Bearish positions in the Philippine peso increased to their largest since late March after the peso hit its lowest since 2006 on Tuesday as data showed the Philippines posted its widest trade deficit in decades in May. The Philippines had a trade deficit of $2.753 billion in May, wider than the $2.24 billion gap in the same month last year. Bets on the Taiwan dollar took a bearish turn for the first time since January. The poll was conducted between Tuesday and Wednesday.
All of the responses came before Federal Reserve Chair Janet Yellen's two-day Congressional address, even as the world's top bonds and emerging market currencies were under pressure on bets for higher interest rates in a small but growing group of major economies. In remarks to the House Committee on Financial Services, Yellen said the US economy is strong enough to absorb further gradual rate increases along with the slow wind-down of the Fed's massive bond portfolio.

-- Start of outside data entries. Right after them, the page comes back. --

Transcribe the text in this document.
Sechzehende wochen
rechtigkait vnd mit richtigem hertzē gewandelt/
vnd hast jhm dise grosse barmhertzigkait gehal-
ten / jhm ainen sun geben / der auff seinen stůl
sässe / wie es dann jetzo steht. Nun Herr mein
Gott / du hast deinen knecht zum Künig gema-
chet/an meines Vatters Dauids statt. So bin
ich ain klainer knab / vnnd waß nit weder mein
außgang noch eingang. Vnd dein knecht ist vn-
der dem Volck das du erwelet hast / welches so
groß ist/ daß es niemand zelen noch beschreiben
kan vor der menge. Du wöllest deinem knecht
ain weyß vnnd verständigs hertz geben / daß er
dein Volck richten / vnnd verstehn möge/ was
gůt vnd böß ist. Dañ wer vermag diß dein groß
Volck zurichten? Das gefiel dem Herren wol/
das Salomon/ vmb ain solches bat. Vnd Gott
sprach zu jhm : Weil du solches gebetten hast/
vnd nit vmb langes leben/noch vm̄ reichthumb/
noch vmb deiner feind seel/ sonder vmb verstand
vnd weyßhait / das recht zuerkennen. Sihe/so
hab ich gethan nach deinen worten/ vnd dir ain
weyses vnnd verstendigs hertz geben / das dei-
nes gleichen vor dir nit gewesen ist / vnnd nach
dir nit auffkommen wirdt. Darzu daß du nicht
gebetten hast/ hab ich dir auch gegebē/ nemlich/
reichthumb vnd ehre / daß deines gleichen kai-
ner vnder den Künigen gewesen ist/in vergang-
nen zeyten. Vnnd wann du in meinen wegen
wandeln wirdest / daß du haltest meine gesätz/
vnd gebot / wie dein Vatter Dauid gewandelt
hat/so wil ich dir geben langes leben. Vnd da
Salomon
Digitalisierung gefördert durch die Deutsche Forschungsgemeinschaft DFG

The Asian currency positioning poll is focused on what analysts and fund managers believe are the current market positions in nine Asian emerging market currencies: the Chinese yuan, South Korean won, Singapore dollar, Indonesian rupiah, Taiwan dollar, Indian rupee, Philippine peso, Malaysian ringgit and the Thai baht. The poll uses estimates of net long or short positions on a scale of minus 3 to plus 3. A score of plus 3 indicates the market is significantly long US dollars. The figures include positions held through non-deliverable forwards (NDFs).